We can see that the difference in mean is around zero. The 95% confidence interval is [-0.25, 0.28]. This is just as expected.

We also see that the 95% confidence interval for the difference in standard error of the mean is [0.016, 0.051], meaning the dependent points have a higher variance than the independent points. We can also see if that we compute the standard error without considering the clustering, this will also lead to a standard error that is too small, with a confidence interval of the difference from [0.26, 0.43]. This will lead to declaring significance when we don’t really have it.

Why is this happening? Here is a plot with just twelve points.

set.seed(2015)
# Create 100 users' mean and variance
mean <- rnorm(12, mean=0, sd=10)
var <- rexp(12, rate=1)

# Lets create three data points for each user, using the mean and variance from above
points <- mapply (function(x, y) {rnorm(6, mean=x, sd=sqrt(y))}, mean, var)

par(mfrow=c(2, 1))
stripchart(points[1,], xlim=c(-20, 10), main="12 independent points")

stripchart(c(points[,1], points[,6]), xlim=c(-20, 10), main="6 points from 2 users")

You can see in the bottom plot, the points are clustered and more spread out. This is what gives us higher variance.

That said, there are many assumptions that are required for a perfect statistical test. However, a lot research has been done trying to find out how much we can deviate from these assumptions. It would be impossible for your data points to be completely independent, so some departure from this assumption is expected. But staying as close as possible to the independence assumption would be the safest thing to do and shouldn’t need to be demonstrated. It should be necessary to demonstrate that this assumption can be relaxed.

Additional Information

Here are some links that talk about sampling and/or cluster sampling. The last three links contains formulas and derivations.

http://en.wikipedia.org/wiki/Sampling_(statistics)
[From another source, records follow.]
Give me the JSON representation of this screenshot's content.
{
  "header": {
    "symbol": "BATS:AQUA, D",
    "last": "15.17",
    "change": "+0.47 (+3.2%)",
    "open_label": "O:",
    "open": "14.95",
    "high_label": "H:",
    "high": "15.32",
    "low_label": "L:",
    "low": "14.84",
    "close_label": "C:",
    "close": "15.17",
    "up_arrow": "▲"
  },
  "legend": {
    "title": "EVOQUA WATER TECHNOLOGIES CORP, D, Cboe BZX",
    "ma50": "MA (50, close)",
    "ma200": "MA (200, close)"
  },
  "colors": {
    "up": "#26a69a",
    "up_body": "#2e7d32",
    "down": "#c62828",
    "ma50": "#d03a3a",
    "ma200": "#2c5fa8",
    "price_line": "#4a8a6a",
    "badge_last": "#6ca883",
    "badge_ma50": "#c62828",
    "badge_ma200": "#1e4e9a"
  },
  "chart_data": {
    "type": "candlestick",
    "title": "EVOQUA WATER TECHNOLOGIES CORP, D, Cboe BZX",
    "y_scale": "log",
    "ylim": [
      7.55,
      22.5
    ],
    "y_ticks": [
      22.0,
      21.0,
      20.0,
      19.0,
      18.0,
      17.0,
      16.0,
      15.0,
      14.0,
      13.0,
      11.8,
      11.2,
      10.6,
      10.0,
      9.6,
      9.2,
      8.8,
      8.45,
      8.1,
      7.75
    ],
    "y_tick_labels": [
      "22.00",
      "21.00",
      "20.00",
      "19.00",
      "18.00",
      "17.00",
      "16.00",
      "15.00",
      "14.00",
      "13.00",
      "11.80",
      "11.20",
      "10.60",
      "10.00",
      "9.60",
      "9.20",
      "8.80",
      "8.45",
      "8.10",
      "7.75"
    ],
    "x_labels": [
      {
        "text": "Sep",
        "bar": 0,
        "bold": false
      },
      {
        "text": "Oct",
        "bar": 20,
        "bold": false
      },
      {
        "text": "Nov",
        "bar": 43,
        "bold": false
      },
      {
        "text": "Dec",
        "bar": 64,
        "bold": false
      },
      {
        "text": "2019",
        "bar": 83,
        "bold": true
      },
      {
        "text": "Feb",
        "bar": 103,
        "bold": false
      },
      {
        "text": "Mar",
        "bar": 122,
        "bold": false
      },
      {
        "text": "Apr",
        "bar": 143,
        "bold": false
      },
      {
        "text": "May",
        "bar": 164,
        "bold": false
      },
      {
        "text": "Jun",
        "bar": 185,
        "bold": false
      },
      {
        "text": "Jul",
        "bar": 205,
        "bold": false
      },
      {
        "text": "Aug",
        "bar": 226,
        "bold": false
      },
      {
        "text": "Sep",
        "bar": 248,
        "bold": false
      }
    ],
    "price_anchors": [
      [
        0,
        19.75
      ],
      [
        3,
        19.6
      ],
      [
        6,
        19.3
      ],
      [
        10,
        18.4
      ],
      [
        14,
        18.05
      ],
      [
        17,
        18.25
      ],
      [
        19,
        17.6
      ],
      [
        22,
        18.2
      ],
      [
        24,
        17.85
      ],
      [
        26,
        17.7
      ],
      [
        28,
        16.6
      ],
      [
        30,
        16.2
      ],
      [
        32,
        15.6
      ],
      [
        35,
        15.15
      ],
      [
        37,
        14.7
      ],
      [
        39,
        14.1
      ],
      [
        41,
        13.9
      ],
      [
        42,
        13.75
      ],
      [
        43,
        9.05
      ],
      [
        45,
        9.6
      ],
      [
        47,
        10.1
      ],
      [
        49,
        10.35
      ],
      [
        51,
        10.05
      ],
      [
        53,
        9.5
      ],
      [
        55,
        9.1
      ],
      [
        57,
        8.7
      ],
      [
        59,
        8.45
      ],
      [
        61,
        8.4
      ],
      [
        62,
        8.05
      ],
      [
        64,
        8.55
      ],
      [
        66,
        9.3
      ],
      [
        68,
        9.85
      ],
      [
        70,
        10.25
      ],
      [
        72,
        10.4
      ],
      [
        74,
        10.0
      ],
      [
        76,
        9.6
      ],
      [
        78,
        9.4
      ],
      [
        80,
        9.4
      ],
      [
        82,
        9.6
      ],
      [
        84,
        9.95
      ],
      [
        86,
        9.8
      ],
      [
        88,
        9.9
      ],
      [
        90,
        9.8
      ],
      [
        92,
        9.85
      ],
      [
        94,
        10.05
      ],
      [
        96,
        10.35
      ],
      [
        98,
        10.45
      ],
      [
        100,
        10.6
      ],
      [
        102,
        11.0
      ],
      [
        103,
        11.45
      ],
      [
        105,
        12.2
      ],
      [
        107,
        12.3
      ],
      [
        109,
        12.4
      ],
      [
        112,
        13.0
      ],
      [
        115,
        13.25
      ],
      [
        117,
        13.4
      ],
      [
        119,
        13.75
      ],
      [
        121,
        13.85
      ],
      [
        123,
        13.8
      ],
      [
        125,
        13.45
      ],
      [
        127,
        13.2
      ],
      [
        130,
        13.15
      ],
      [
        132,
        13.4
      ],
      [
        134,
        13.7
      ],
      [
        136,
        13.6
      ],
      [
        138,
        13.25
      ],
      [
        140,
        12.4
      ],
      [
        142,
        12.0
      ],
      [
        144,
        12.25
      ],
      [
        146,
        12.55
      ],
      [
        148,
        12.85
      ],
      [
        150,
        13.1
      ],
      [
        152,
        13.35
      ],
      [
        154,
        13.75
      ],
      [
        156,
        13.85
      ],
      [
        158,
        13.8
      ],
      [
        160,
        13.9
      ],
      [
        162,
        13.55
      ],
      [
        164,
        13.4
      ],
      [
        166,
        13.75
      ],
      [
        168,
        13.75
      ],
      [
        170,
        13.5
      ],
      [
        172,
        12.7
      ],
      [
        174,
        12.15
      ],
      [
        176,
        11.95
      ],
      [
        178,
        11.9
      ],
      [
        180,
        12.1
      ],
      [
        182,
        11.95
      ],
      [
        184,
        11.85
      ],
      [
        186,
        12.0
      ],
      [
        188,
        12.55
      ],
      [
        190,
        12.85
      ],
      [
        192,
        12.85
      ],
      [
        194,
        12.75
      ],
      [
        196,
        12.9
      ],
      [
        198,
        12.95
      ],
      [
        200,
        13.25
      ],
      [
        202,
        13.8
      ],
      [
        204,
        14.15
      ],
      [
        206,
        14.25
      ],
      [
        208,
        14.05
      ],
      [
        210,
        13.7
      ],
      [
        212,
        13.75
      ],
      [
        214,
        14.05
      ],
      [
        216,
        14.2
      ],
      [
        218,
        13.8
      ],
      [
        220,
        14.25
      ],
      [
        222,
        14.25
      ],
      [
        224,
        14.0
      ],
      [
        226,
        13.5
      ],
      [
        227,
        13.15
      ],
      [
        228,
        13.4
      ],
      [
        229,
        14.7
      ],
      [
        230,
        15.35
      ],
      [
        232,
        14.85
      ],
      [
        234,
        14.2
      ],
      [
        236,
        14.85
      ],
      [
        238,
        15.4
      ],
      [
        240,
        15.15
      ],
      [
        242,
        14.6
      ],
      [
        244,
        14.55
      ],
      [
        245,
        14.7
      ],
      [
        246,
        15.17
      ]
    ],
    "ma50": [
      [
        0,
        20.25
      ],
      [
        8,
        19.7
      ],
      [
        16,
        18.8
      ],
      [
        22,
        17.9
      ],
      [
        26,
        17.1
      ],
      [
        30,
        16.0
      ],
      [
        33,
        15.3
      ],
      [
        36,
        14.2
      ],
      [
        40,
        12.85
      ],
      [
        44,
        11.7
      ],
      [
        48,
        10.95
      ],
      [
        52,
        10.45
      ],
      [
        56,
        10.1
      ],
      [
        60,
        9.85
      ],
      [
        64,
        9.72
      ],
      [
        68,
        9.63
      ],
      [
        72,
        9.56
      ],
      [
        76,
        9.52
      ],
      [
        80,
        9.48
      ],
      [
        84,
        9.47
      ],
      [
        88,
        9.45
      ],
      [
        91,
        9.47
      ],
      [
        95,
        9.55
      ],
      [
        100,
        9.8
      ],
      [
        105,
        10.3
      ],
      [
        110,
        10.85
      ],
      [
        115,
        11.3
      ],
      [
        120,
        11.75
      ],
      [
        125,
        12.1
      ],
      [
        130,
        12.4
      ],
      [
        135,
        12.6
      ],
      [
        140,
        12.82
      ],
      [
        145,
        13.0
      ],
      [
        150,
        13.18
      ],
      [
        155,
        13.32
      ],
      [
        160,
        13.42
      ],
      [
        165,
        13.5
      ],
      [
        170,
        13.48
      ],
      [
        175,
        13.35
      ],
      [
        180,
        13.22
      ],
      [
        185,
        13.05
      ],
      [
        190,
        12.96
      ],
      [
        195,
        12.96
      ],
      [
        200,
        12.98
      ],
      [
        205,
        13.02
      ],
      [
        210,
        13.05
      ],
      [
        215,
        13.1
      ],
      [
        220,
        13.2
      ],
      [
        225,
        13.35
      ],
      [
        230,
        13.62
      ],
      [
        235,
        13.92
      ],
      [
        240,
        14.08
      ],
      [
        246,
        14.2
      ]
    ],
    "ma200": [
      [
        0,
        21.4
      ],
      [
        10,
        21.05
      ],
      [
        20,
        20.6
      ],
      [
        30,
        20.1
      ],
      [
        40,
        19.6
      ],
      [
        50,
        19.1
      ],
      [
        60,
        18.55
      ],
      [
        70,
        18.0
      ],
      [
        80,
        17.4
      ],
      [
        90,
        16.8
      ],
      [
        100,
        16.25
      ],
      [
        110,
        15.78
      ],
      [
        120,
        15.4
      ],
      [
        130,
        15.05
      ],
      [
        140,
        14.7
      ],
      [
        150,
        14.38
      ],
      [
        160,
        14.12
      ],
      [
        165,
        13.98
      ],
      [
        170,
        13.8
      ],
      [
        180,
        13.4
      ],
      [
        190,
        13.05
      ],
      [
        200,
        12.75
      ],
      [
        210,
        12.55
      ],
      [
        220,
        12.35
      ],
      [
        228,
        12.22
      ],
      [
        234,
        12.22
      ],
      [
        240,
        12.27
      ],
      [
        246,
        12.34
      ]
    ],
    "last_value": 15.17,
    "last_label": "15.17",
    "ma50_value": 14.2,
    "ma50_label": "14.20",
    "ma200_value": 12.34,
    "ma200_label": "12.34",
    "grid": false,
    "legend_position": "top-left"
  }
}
http://en.wikipedia.org/wiki/Cluster_sampling

http://stattrek.com/survey-research/cluster-sampling.aspx

http://www.stat.purdue.edu/~jennings/stat522/notes/topic5.pdf

http://ocw.jhsph.edu/courses/statmethodsforsamplesurveys/PDFs/Lecture5.pdf

http://www.ph.ucla.edu/epi/rapidsurveys/RScourse/chap5rapid_2004.pdf

Conclusion

Please keep each user to a single test group and aggregate your data by user. Otherwise, you may declare significance when there is none.